In some ways, this echoes what secretly occurred in America last year. In the first half of 2011, large banks such as JPMorgan and Bank of New York Mellon are thought to have each spent about $50 million ensuring that their contracts were legally watertight in the event of a US default, and that repo deals and financial markets were continuing to function (along with those ATMs.)
This time, some large banks may be spending far more, since the task is dramatically more complex: they have to review the fine print of all legal contracts for any euro exit, and to ensure that financial market transactions are watertight, or at least hedged. Many large banks are also trying to make sure that their liabilities in peripheral countries are matched with assets inside the same country – rather than across the euro zone as a whole.
However, there is one crucial distinction with last year’s “dry run” – and it is not reassuring. Back in the summer of 2011, when US default loomed, the senior managers in the largest banks spoke extensively with each other about their preparations. They then communicated these collaborative moves in extensive detail to the US Treasury, the Federal Reserve and other regulators.
For its part, the government never offered active feedback, far less direct leadership in these preparations; after all, it would have been politically suicidal if news had leaked that the Treasury was preparing for a default. Nevertheless, the sheer fact that this dialogue was under way was profoundly reassuring for many market players; a plan was there.
In Europe today, however, it appears that there is little – or no – similarly collaborative move. Or if there is, it is so utterly secret that not even senior bankers know about it yet. On an individual level, most large banks insist they are well prepared (though many express concern that the exchanges or settlement systems seem less organised). But nobody appears to have spoken extensively to anyone else, far less to any central government group.

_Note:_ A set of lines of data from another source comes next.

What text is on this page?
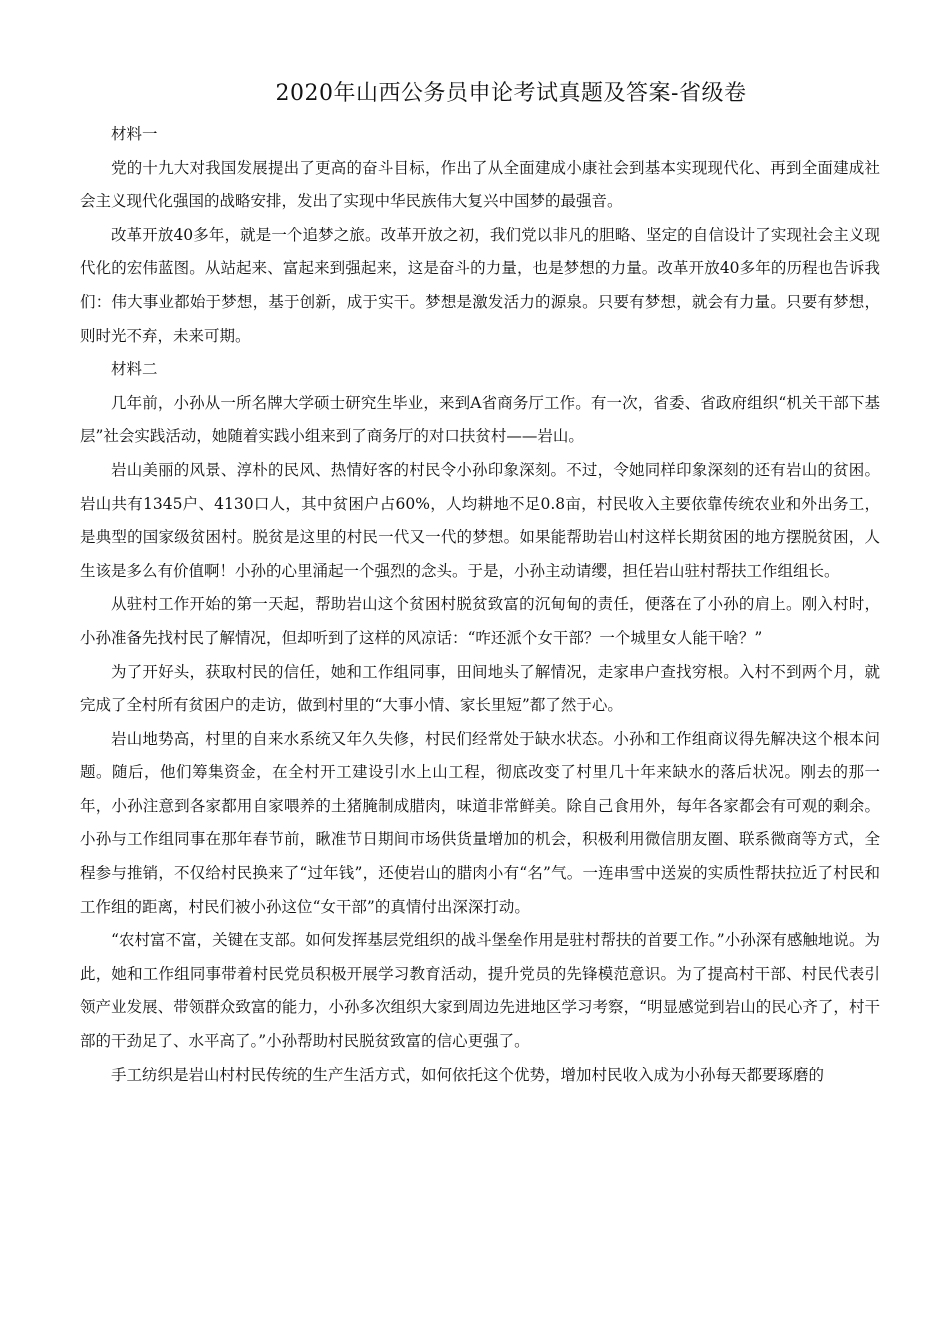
2020年山西公务员申论考试真题及答案-省级卷

材料一

党的十九大对我国发展提出了更高的奋斗目标，作出了从全面建成小康社会到基本实现现代化、再到全面建成社会主义现代化强国的战略安排，发出了实现中华民族伟大复兴中国梦的最强音。

改革开放40多年，就是一个追梦之旅。改革开放之初，我们党以非凡的胆略、坚定的自信设计了实现社会主义现代化的宏伟蓝图。从站起来、富起来到强起来，这是奋斗的力量，也是梦想的力量。改革开放40多年的历程也告诉我们：伟大事业都始于梦想，基于创新，成于实干。梦想是激发活力的源泉。只要有梦想，就会有力量。只要有梦想，则时光不弃，未来可期。

材料二

几年前，小孙从一所名牌大学硕士研究生毕业，来到A省商务厅工作。有一次，省委、省政府组织“机关干部下基层”社会实践活动，她随着实践小组来到了商务厅的对口扶贫村——岩山。

岩山美丽的风景、淳朴的民风、热情好客的村民令小孙印象深刻。不过，令她同样印象深刻的还有岩山的贫困。岩山共有1345户、4130口人，其中贫困户占60%，人均耕地不足0.8亩，村民收入主要依靠传统农业和外出务工，是典型的国家级贫困村。脱贫是这里的村民一代又一代的梦想。如果能帮助岩山村这样长期贫困的地方摆脱贫困，人生该是多么有价值啊！小孙的心里涌起一个强烈的念头。于是，小孙主动请缨，担任岩山驻村帮扶工作组组长。

从驻村工作开始的第一天起，帮助岩山这个贫困村脱贫致富的沉甸甸的责任，便落在了小孙的肩上。刚入村时，小孙准备先找村民了解情况，但却听到了这样的风凉话：“咋还派个女干部？一个城里女人能干啥？”

为了开好头，获取村民的信任，她和工作组同事，田间地头了解情况，走家串户查找穷根。入村不到两个月，就完成了全村所有贫困户的走访，做到村里的“大事小情、家长里短”都了然于心。

岩山地势高，村里的自来水系统又年久失修，村民们经常处于缺水状态。小孙和工作组商议得先解决这个根本问题。随后，他们筹集资金，在全村开工建设引水上山工程，彻底改变了村里几十年来缺水的落后状况。刚去的那一年，小孙注意到各家都用自家喂养的土猪腌制成腊肉，味道非常鲜美。除自己食用外，每年各家都会有可观的剩余。小孙与工作组同事在那年春节前，瞅准节日期间市场供货量增加的机会，积极利用微信朋友圈、联系微商等方式，全程参与推销，不仅给村民换来了“过年钱”，还使岩山的腊肉小有“名”气。一连串雪中送炭的实质性帮扶拉近了村民和工作组的距离，村民们被小孙这位“女干部”的真情付出深深打动。

“农村富不富，关键在支部。如何发挥基层党组织的战斗堡垒作用是驻村帮扶的首要工作。”小孙深有感触地说。为此，她和工作组同事带着村民党员积极开展学习教育活动，提升党员的先锋模范意识。为了提高村干部、村民代表引领产业发展、带领群众致富的能力，小孙多次组织大家到周边先进地区学习考察，“明显感觉到岩山的民心齐了，村干部的干劲足了、水平高了。”小孙帮助村民脱贫致富的信心更强了。

手工纺织是岩山村村民传统的生产生活方式，如何依托这个优势，增加村民收入成为小孙每天都要琢磨的
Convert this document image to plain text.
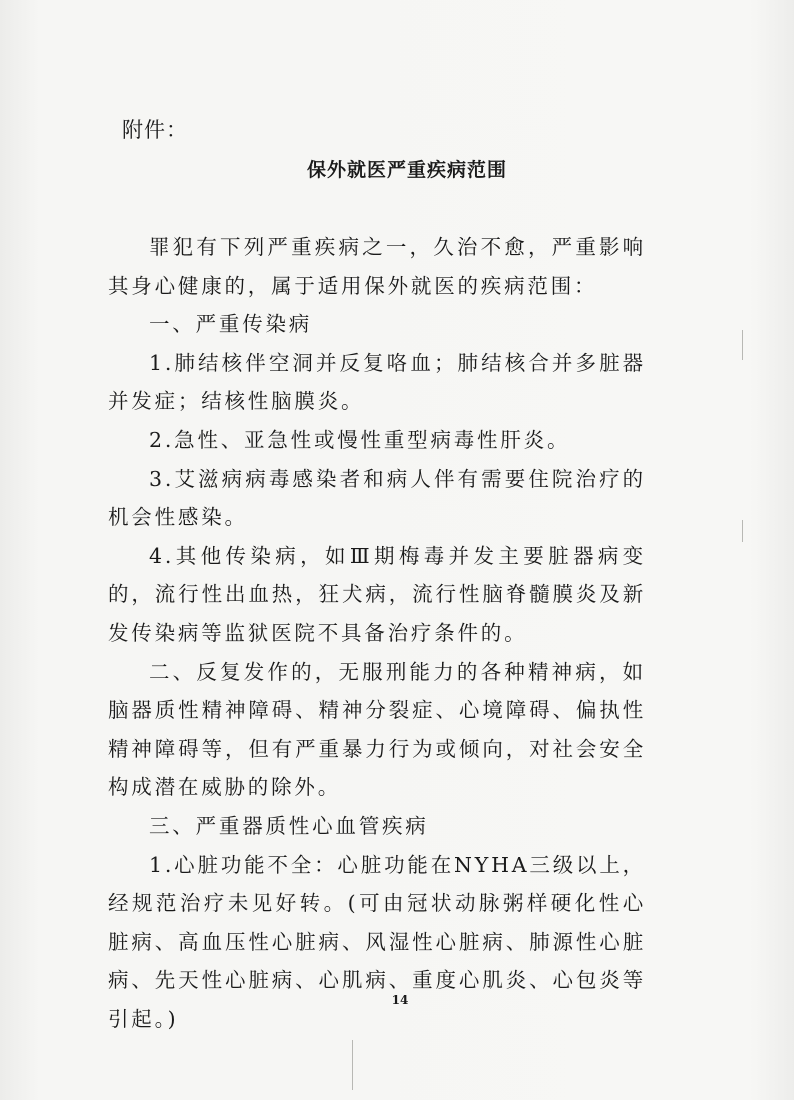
附件：
保外就医严重疾病范围

罪犯有下列严重疾病之一，久治不愈，严重影响其身心健康的，属于适用保外就医的疾病范围：

一、严重传染病

1.肺结核伴空洞并反复咯血；肺结核合并多脏器并发症；结核性脑膜炎。

2.急性、亚急性或慢性重型病毒性肝炎。

3.艾滋病病毒感染者和病人伴有需要住院治疗的机会性感染。

4.其他传染病，如Ⅲ期梅毒并发主要脏器病变的，流行性出血热，狂犬病，流行性脑脊髓膜炎及新发传染病等监狱医院不具备治疗条件的。

二、反复发作的，无服刑能力的各种精神病，如脑器质性精神障碍、精神分裂症、心境障碍、偏执性精神障碍等，但有严重暴力行为或倾向，对社会安全构成潜在威胁的除外。

三、严重器质性心血管疾病

1.心脏功能不全：心脏功能在NYHA三级以上，经规范治疗未见好转。(可由冠状动脉粥样硬化性心脏病、高血压性心脏病、风湿性心脏病、肺源性心脏病、先天性心脏病、心肌病、重度心肌炎、心包炎等引起。)

14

Why? One problem is that the banking landscape in Europe is far more fragmented than in America. Another is weak European banks are now too distracted, or cash-poor, to prepare for a vague risk. There is also a deep reluctance among some eurozone bankers to admit they are preparing for a worst case, which would risk undercutting their own politicians. And some bankers argue that if a truly serious crisis materialised (such as the exit of Italy, say) it would be so devastating and complex that planning would be pointless.
But, to my mind, this leaves Europe missing a big trick; precisely because there was that “dry run” last summer, there are very useful lessons to learn, and preparing for the worst does not necessarily make it happen. Europe’s leaders would do well to study that “dry run” – and then pray that the worst case does not materialise; any more than it did in the US last year.